While we had anticipated that there would be a noticeable increase in electronics collection activity, the results were dramatic.
Many of the changes in the types and location of programs can be directly attributed to California's ban on cathode ray tube disposal, the EPA Region III eCycle project, and NERC's USDA-funded rural development project establishing electronics recycling programs in Maine, New Hampshire and Vermont.
The population served by program type shifted dramatically. Many of the new programs in California, the Mid-Atlantic region and Pennsylvania are in large urban settings. The 2001 data reflected very few programs in cities with populations in excess of a million. At the end of 2002, there were a significant number of programs in multi-million population cities. As a result, the average populations have increased dramatically.
In 2001 we found that 37% of the programs had begun or taken place within the past year, with 13% being less than six months old. In the past year there was a dramatic escalation in the launch of new electronics collection programs, with almost 60% of the programs beginning or taking place in the past year, and a notable 35% being held in the past six months.
An interesting shift has occurred in program access. Half as many programs now only allow access to residents and, as a corollary, almost twice as many now provide access to small businesses. This may reflect a growing demand for such services from the small business sector, but may also be financially driven. There has been almost a 19% increase in the number of programs that charge fees to residents and a 17% increase in programs charging fees to businesses. As a result, a majority of programs are now charging fees. Often business fees are higher than the fees charged to residents. Expanding program access may be a mechanism for financially supporting the overall program.
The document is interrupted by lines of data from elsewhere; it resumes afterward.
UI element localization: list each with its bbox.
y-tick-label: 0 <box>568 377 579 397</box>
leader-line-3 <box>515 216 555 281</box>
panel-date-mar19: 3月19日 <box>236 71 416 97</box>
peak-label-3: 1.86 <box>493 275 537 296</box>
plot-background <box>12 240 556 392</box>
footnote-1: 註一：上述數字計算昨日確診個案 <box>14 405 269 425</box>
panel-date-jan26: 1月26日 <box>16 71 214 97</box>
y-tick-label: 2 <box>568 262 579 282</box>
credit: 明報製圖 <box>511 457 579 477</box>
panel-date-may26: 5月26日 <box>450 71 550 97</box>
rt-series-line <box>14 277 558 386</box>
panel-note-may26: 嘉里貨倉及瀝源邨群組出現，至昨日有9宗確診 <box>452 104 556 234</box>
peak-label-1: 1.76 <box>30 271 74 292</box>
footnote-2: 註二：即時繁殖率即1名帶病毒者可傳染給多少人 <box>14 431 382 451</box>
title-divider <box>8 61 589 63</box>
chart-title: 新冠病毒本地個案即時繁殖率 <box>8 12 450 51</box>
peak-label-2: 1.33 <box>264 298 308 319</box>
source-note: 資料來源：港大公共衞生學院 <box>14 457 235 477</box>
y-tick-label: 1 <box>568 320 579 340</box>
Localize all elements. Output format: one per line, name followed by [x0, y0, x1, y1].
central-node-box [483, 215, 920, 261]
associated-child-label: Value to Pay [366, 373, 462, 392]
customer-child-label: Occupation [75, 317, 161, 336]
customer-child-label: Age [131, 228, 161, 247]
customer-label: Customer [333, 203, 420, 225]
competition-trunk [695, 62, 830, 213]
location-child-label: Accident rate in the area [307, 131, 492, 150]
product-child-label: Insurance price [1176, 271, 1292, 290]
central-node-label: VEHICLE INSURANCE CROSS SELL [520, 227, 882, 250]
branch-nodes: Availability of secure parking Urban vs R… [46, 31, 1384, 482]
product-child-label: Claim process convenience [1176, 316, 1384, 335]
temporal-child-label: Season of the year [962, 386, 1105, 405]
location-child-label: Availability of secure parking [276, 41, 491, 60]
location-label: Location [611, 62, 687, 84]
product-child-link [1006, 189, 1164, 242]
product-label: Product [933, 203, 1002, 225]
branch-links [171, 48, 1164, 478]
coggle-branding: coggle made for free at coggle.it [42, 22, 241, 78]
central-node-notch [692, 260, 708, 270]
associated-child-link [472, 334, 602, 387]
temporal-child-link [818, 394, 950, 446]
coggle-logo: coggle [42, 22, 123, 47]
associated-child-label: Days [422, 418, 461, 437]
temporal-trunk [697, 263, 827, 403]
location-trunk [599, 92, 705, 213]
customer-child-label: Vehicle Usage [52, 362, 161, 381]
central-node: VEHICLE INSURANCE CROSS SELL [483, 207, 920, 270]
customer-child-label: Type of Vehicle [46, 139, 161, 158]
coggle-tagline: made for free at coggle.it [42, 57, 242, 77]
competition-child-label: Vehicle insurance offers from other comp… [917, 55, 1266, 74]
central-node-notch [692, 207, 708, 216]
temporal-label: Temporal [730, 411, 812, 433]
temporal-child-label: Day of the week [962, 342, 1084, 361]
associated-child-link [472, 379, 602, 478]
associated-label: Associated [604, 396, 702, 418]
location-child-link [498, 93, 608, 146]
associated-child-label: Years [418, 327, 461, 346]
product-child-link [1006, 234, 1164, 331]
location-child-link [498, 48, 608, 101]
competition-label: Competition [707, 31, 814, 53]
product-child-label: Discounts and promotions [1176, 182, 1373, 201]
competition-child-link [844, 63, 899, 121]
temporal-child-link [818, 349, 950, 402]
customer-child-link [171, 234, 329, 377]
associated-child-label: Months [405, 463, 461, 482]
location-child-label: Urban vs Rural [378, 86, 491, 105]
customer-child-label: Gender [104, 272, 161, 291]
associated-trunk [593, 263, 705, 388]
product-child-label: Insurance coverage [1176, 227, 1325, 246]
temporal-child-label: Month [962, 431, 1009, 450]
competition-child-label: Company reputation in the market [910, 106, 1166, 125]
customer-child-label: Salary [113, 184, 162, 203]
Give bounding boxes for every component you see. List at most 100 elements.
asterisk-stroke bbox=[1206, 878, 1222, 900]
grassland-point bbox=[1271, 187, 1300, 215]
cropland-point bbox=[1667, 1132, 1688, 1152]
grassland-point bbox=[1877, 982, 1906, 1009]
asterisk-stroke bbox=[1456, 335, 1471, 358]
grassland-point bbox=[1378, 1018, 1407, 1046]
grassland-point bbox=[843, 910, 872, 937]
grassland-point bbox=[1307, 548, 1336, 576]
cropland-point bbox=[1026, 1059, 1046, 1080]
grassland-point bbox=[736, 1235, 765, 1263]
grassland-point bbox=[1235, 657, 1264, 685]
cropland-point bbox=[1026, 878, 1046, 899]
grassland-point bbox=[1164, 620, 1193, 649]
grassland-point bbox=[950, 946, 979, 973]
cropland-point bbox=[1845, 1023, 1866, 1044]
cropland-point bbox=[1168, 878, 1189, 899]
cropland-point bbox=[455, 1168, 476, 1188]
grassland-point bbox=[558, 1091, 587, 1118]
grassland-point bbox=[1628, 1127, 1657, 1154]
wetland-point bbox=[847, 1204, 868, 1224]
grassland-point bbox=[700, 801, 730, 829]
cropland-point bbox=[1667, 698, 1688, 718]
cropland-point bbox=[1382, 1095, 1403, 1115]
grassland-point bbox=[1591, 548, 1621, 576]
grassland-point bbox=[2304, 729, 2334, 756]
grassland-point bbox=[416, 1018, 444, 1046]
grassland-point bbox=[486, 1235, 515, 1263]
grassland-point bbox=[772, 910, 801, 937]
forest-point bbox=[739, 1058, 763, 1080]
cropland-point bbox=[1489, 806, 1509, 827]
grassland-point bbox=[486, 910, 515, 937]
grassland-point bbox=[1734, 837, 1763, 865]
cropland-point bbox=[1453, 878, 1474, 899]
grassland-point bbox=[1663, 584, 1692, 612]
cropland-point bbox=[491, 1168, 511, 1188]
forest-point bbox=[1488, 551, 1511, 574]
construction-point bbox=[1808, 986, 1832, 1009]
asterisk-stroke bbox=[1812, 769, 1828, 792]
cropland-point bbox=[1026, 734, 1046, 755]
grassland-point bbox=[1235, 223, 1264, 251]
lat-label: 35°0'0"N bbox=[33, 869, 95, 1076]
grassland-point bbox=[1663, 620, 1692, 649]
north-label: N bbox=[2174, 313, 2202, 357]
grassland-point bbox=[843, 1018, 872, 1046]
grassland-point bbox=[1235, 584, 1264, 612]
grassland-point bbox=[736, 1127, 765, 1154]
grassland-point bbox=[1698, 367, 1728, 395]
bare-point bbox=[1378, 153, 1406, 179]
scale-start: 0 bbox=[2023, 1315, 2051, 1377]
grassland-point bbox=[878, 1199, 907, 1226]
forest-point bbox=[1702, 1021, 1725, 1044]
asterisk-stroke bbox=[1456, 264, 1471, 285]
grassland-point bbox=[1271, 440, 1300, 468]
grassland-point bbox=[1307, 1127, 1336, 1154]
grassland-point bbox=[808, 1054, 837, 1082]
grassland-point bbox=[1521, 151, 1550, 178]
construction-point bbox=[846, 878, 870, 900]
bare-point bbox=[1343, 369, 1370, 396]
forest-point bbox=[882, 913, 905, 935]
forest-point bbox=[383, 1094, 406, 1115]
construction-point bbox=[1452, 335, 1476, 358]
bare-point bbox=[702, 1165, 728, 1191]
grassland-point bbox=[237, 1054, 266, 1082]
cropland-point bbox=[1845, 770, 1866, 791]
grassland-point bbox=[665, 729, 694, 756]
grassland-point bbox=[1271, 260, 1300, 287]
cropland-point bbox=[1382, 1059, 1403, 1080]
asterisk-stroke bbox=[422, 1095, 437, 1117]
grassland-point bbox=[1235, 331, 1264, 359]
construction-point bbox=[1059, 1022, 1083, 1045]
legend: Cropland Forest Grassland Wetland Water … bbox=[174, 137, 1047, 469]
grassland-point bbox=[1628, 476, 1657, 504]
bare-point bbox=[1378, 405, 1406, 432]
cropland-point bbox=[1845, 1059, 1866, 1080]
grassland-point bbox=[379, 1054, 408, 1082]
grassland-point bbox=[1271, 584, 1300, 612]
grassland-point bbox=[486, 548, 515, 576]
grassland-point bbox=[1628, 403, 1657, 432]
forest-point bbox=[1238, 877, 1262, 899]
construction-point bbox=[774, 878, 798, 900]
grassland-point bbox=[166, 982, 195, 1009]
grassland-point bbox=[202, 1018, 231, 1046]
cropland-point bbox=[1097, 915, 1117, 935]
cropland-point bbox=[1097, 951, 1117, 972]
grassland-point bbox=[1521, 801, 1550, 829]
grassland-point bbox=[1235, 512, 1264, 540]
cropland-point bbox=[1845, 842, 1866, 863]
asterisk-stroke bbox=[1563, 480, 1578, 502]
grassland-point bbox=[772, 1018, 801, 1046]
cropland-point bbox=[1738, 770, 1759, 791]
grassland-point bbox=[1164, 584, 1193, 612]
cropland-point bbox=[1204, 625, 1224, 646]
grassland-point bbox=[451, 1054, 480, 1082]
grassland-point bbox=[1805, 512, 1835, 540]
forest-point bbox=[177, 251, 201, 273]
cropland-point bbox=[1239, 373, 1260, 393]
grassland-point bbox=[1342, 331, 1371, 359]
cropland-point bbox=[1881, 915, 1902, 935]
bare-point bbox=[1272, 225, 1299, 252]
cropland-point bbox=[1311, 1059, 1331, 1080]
Another change relative to end-of-life fees is their size. In 2001 the majority of programs were charging $5 per cathode ray tube. Those end-of-life fees have now generally increased to $7 - $10. An associated shift in program design is an overall decrease in the percentage of programs that accept "all electronics". Another change is a notable increase in the number of programs that are specifically accepting cell phones. This is a category of electronics that was barely mentioned by programs in 2001.
Despite an increase in the number of programs charging end-of-life fees, an increase in those fees, and a constriction in the range of materials being accepted, overall program costs have decreased.